How to find the limit lim (n+n^ (1/2)+n^ (1/3)+...+n^ (1/n))/n (n →∞)?
The limit of the sequence defined by (n + n^(1/2) + n^(1/3) + ... + n^(1/n)) / n as n approaches infinity is 1. This result is not immediately obvious because the numerator is a sum of n terms, each a power of n, and the denominator is n itself. A direct term-by-term analysis is required to show that all terms except the first become negligible in the limit, leading to the dominance of the linear term.
To analyze the limit formally, we can rewrite the expression as 1 + (n^(1/2)/n) + (n^(1/3)/n) + ... + (n^(1/n)/n). This simplifies to 1 + n^(-1/2) + n^(-1/3) + ... + n^(-(n-1)/n). Each term after the first is of the form n^(-p), where p is a positive exponent (specifically, p = 1 - 1/k for k=2,...,n). As n grows, the most significant of these is the term with the smallest exponent in magnitude, which is n^(-1/2). All other terms have exponents like -2/3, -3/4, etc., which are more negative and thus decay to zero even faster. Therefore, the entire sum from the second term onward is a finite number of terms (for any fixed partial sum) but actually grows in count as n increases; however, the decay rate of each individual term is sufficient to ensure the total contribution vanishes.

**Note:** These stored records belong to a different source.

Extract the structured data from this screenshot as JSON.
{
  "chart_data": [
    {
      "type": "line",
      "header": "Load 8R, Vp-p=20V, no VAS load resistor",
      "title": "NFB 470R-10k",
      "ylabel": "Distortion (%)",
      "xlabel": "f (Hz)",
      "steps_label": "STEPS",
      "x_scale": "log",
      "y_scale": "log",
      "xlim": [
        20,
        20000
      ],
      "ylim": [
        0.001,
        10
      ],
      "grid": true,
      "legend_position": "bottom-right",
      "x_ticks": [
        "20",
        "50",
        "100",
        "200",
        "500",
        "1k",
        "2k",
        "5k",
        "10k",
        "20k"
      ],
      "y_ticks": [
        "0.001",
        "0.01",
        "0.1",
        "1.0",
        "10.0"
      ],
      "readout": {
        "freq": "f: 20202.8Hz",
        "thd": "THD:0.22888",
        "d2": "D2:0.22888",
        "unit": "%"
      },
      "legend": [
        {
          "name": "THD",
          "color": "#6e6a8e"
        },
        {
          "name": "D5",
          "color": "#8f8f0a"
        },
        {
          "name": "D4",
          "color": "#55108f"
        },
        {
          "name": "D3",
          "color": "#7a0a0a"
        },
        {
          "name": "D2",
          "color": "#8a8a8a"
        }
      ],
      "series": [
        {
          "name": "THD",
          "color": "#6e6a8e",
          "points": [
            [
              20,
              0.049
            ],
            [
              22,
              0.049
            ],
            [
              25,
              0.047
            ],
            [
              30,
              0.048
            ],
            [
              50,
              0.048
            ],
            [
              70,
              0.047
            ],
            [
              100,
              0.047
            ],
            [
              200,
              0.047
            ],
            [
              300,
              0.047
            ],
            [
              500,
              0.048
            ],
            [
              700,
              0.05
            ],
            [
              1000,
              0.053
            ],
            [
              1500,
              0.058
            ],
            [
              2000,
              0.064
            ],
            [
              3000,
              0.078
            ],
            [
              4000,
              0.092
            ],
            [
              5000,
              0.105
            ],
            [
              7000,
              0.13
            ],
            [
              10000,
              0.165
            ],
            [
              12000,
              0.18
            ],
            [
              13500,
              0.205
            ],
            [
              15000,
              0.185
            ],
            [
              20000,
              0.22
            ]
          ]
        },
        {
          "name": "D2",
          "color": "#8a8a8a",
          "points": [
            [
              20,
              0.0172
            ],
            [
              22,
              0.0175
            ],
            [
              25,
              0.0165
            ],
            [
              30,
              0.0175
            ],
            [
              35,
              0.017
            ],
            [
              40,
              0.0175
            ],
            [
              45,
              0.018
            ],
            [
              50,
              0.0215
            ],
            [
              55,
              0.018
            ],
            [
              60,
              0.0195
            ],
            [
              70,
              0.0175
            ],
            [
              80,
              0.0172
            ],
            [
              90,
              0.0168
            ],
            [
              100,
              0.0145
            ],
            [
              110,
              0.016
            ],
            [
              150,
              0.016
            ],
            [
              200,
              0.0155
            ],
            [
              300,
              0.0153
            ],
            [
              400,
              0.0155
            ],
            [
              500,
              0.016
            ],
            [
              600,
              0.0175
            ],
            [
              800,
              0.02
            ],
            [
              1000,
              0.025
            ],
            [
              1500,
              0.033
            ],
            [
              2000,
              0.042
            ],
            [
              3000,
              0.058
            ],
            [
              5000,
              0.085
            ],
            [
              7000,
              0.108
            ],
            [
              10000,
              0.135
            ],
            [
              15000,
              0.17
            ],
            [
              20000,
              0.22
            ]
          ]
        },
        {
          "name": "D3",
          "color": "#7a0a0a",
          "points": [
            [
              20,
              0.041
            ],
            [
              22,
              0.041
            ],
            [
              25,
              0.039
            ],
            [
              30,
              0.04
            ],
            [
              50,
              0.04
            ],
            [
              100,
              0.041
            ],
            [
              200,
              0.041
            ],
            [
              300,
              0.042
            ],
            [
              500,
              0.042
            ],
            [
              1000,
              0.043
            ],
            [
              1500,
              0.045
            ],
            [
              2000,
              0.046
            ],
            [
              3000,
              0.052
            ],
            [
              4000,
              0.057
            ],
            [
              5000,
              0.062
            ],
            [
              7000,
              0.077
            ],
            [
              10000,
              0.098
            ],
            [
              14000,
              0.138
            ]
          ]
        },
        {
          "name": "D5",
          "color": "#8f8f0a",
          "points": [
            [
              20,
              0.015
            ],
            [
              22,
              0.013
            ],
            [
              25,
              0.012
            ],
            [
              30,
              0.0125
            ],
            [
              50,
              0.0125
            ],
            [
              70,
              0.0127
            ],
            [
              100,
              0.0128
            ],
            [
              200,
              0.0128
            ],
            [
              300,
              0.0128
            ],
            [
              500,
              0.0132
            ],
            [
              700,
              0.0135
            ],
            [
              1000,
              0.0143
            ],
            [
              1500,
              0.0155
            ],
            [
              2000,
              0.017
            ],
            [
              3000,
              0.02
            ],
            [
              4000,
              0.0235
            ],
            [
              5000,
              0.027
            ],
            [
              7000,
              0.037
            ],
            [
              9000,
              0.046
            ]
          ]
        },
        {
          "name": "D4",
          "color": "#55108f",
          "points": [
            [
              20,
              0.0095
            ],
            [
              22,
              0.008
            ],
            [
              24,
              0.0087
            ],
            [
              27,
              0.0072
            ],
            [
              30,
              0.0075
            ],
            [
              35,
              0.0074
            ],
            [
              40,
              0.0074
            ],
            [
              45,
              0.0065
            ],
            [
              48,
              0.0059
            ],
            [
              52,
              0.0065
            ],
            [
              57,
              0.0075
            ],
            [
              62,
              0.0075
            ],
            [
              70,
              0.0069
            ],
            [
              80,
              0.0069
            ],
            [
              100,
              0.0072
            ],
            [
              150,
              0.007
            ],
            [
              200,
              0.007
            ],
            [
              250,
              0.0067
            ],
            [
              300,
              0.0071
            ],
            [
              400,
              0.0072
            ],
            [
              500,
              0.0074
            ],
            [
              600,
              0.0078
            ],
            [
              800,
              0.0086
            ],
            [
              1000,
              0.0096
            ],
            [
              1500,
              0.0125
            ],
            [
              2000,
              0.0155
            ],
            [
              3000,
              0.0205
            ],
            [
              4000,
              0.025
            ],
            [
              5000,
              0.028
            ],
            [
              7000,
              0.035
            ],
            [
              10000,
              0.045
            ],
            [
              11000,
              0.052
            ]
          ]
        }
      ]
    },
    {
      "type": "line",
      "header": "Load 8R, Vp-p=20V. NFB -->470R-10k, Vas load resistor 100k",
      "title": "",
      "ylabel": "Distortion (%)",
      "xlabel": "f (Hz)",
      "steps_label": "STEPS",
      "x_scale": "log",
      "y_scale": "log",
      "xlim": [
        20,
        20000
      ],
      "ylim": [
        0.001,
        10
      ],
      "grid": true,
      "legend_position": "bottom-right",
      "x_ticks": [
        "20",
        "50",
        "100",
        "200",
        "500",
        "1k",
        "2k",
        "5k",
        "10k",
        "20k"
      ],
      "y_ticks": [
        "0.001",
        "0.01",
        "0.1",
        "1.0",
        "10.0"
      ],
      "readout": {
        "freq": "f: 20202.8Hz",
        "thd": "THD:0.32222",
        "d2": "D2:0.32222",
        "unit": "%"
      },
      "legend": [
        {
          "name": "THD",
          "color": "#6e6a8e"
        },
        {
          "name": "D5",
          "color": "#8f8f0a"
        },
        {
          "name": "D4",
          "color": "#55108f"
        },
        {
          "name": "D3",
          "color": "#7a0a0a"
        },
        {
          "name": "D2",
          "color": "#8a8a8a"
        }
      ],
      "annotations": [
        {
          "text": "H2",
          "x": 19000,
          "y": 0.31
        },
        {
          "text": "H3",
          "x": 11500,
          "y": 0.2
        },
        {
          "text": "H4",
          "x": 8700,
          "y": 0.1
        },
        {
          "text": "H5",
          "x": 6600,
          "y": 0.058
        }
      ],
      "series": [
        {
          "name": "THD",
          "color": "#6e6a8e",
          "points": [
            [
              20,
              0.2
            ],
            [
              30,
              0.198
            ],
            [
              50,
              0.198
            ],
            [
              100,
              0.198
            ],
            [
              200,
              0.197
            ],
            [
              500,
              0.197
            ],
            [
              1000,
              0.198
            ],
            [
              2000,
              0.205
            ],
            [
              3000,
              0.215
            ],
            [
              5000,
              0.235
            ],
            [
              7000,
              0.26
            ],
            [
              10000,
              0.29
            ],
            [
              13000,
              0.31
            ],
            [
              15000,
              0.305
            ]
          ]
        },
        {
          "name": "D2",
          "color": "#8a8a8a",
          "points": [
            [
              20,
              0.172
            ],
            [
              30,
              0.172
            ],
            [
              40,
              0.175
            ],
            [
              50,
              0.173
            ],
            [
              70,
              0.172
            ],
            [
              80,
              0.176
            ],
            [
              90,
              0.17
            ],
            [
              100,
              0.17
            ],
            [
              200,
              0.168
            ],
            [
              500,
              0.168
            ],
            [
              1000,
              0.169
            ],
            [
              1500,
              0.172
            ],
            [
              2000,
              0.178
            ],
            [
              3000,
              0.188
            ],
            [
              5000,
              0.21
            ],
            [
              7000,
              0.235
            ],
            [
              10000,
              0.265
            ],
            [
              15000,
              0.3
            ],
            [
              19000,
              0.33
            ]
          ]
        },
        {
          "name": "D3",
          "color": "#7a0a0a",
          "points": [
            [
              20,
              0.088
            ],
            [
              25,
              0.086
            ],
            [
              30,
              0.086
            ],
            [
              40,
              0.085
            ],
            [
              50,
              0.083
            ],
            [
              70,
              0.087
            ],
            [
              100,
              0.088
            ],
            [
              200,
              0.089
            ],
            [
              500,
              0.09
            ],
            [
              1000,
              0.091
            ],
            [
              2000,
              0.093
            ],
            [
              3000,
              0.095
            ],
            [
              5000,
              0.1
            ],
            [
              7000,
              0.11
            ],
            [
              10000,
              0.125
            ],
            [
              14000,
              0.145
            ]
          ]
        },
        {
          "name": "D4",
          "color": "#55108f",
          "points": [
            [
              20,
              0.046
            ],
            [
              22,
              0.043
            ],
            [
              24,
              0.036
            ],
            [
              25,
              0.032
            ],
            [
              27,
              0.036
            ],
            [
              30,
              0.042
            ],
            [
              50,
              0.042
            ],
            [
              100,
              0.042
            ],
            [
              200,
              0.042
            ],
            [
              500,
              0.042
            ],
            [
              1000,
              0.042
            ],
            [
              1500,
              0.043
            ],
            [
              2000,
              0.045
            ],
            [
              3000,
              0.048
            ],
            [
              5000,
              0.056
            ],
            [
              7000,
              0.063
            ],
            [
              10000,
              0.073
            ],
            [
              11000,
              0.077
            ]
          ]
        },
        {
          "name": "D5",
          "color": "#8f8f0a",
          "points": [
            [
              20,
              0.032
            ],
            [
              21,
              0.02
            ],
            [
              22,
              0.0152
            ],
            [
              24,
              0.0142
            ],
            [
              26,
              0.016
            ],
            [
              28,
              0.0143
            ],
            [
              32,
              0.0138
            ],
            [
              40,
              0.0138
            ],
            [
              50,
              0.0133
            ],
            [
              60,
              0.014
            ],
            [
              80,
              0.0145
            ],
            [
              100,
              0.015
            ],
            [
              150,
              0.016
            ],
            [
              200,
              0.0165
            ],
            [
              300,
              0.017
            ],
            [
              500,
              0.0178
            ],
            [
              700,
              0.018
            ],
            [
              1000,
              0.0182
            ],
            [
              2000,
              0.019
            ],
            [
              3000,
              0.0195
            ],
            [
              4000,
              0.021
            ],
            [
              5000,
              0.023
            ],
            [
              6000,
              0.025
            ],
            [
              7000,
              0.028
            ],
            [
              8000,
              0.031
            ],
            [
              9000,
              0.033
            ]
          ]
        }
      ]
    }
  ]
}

The crucial step is bounding the tail of the series. For large n, consider splitting the sum into two parts: terms where k is up to some fixed M, and terms where k > M. For any fixed M, the sum from k=2 to M of n^(-1+1/k) tends to 0 as n→∞ because each term does. For the remaining terms where k > M, note that n^(1/k) ≤ n^(1/M). Thus, each such term is bounded by n^(1/M)/n = n^(1/M - 1). The number of these terms is less than n, so their total is less than n * n^(1/M - 1) = n^(1/M). For any fixed M > 1, 1/M < 1, so n^(1/M) grows sublinearly, but we need it to vanish when divided by n in the original expression. Actually, in our rewritten expression, we are not dividing by n again; we already have the bound for the sum of these terms as n^(1/M). Since 1/M is positive, n^(1/M) → ∞, which is not a vanishing bound. This indicates the naive counting bound is too weak because it overcounts. A better approach is to note that for k ≥ log n, n^(1/k) is bounded by a constant (since n^(1/log n) = e), so those terms contribute O(1) each, and there are O(log n) of them, so their total contribution is O(log n), which when divided by n tends to 0. For k < log n, we use the fact that n^(1/k)/n = n^(1/k - 1) decays because 1/k - 1 ≤ -1/2 for k≥2. More rigorously, one can show the entire sum S = ∑_{k=2}^n n^(1/k - 1) is o(1) by comparing it to an integral or using the fact that the largest term is n^(-1/2) and there are n terms, but this product n * n^(-1/2) = n^(1/2) diverges, so a more careful estimate is needed. Actually, the correct observation is that for k ≥ 2, n^(1/k) ≤ n^(1/2), so the sum is at most (n-1)*n^(1/2). Then the original expression is at most (n + (n-1)n^(1/2))/n = 1 + (n-1)/n^(1/2) → 1. And since the expression is clearly at least 1, by the squeeze theorem, the limit is 1.
Thus, the limit is determined by the linear term n dominating the sum. The other terms, despite their number increasing, grow too slowly collectively to affect the linear growth rate. The key mechanism is that the highest growth rate among the summands is linear, and any sublinear growth, even when summed over n terms, remains sublinear compared to n. In this specific case, the largest sublinear term is n^(1/2), and the sum of all sublinear terms is bounded by a constant times n^(1/2), which when divided by n tends to zero. This analysis confirms the limit of 1, illustrating how dominant balance works in asymptotic analysis of sequences with terms of differing growth rates.